Alain Marsaud :  Ce qui a attiré notre attention c'est l'affaire Merah ou plutôt l'affaire de la famille Merah. On s'était en effet aperçu que la belle-sœur était partie en Turquie en passant par Barcelone pour aller faire le djihad. Et nous avions de bonnes raisons de penser qu'elle continuait à toucher différentes prestations sociales. J'avais d'ailleurs interrogé le ministre de l'Intérieur lors des questions au gouvernement au mois de juin. Ce dernier a estimé qu'il s'agissait de stigmatisation. J'ai trouvé cela gros et j'ai écrit au directeur de la CAF de Toulouse avec lequel j'ai échangé et qui a confirmé les faits. 
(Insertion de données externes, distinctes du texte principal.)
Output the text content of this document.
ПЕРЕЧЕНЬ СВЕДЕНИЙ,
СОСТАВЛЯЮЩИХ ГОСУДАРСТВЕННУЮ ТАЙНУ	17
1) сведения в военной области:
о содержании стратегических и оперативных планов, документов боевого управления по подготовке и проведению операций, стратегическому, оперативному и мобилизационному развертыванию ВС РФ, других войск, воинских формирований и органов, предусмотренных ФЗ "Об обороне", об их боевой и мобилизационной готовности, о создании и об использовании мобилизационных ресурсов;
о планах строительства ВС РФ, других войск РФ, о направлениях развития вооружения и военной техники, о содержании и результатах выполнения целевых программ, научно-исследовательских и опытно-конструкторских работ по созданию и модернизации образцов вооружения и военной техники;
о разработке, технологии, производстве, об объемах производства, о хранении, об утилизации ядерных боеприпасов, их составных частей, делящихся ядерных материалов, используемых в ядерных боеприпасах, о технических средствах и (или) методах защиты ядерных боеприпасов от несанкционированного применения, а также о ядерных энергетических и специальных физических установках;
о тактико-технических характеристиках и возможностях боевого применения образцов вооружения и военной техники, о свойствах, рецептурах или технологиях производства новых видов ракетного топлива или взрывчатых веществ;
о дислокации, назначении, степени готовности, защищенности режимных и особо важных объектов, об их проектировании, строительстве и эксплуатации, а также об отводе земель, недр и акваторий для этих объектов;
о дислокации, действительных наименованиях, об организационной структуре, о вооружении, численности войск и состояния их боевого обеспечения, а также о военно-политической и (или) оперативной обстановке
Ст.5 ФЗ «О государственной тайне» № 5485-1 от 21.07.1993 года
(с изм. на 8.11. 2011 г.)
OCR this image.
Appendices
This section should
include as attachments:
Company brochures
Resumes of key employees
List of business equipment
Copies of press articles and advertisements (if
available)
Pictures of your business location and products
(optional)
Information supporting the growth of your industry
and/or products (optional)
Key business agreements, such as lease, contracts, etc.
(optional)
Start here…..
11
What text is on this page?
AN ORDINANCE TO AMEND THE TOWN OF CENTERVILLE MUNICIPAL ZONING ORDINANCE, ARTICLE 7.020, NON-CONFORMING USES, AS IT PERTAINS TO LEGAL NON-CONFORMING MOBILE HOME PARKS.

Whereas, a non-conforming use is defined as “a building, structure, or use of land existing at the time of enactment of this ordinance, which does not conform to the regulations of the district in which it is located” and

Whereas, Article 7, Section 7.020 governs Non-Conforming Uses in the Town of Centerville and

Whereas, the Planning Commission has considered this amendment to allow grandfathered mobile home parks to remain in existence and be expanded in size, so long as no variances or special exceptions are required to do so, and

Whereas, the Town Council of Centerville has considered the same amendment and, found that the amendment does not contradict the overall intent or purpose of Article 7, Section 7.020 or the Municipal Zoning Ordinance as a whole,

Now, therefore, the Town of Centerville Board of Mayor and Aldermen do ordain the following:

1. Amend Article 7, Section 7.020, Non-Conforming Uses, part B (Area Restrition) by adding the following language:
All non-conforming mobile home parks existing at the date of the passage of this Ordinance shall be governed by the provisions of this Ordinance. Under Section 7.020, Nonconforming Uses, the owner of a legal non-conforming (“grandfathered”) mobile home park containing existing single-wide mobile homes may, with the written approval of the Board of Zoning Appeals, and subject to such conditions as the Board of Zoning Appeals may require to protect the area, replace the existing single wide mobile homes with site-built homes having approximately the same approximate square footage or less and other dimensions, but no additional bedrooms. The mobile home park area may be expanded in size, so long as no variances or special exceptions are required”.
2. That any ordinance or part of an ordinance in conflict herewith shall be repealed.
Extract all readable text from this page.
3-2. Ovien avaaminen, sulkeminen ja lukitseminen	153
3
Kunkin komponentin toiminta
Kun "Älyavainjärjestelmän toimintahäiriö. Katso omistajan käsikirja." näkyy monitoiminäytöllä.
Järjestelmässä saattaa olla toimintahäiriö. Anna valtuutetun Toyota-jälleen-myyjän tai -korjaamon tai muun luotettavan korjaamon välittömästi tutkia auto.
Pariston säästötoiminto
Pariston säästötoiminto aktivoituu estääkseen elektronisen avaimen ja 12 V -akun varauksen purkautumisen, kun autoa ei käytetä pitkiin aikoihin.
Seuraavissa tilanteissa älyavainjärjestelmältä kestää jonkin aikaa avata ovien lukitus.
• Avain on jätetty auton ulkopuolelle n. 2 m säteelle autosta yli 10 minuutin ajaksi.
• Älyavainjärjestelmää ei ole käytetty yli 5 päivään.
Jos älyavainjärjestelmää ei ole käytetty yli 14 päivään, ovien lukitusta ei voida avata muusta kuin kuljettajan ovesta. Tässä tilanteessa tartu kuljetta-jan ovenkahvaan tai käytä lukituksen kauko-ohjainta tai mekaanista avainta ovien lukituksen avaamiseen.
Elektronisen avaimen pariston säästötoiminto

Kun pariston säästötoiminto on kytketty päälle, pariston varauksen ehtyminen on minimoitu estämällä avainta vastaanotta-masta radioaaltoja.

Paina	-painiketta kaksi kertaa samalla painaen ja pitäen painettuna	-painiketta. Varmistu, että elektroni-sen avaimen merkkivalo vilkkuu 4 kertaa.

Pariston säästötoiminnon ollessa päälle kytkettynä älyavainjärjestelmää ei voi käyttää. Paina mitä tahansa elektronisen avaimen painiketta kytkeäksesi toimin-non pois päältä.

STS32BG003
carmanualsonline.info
Entre-temps, on s'est rendu compte que ce phénomène a atteint des familles entières qui sont parties dans le but de faire le djihad. Je cite d'ailleurs dans la proposition de résolution pour la création de cette commission d'enquête le cas de trois familles, une venue d'Orléans, une de Lyon et autre de Nice. Désormais, il s'agit d'un phénomène familial alors qu'il s'agissait auparavant plutôt d'un phénomène de nature individuelle. Il est donc d'autant plus urgent de surveiller le versement des allocations. Jusqu'ici les prestations continuent à être versées et une procuration est remis à un tiers pour récupérer cette allocation en numéraire et cet argent est ensuite expédié dans le pays d'accueil, pas forcément en Syrie mais en Turquie. Et le destinataire récupère des prestations familiales. Comme cela commence à faire beaucoup et que personne ne bouge, j'ai jugé utile de prendre avec Thierry Mariani cette initiative. Afin de vérifier d'une part que ces abus soient bien réel d'une part et deuxièmement d'imaginer les moyens d'y remédier. 

Un bénéficiaire ayant quitté le territoire français depuis plus de 4 mois, cesse en théorie de percevoir ses allocations. Comment se fait-il que les Caisse d'allocations familiales ne puissent pas établir qu'une personne ait quitté le territoire depuis plus de 4 mois ? 

Les directeurs de CAF connaissent des difficultés à établir le départ des bénéficiaires hors du territoire français de plus de quatre mois, délais au-delà duquel les allocations sont normalement suspendues. Leur seul moyen de vérifier si un bénéficiare n'a pas quitté le territoire est d'aller frapper à sa porte. Mais si son nom est encore présent sur la boite aux lettres, on considèrera  que la personne est encore présente sur le territoire. 

Quel est l'ampleur du phénomène ?  De quel type d'allocations est-il question ? Et a combien estime-t-on le montant de ces allocations ? 

Je ne sais pas mais j'ai connu des cas ponctuels, de familles. A en croire les directeurs de caisse, il y aurait des cas ici et là mais on ne peut pas avancer de chiffres précis car les Caf ne se sont pas penchées sur le sujet. Les caisses les plus réactives sont celles du Sud-Ouest car elles ont été alertées par l'affaire Merah. Les Caf sont généralement assez autonomes, elles dépendent du ministre des Affaires sociales mais ne connaissent pas de tutelles administratives. Aussi, si les directeurs ne sont pas curieux, les abus ne sont jamais mis au grand jour. Je pense que 80% des directeurs de Caf qui n'ont même jamais imaginé faire des enquêtes de cette nature. 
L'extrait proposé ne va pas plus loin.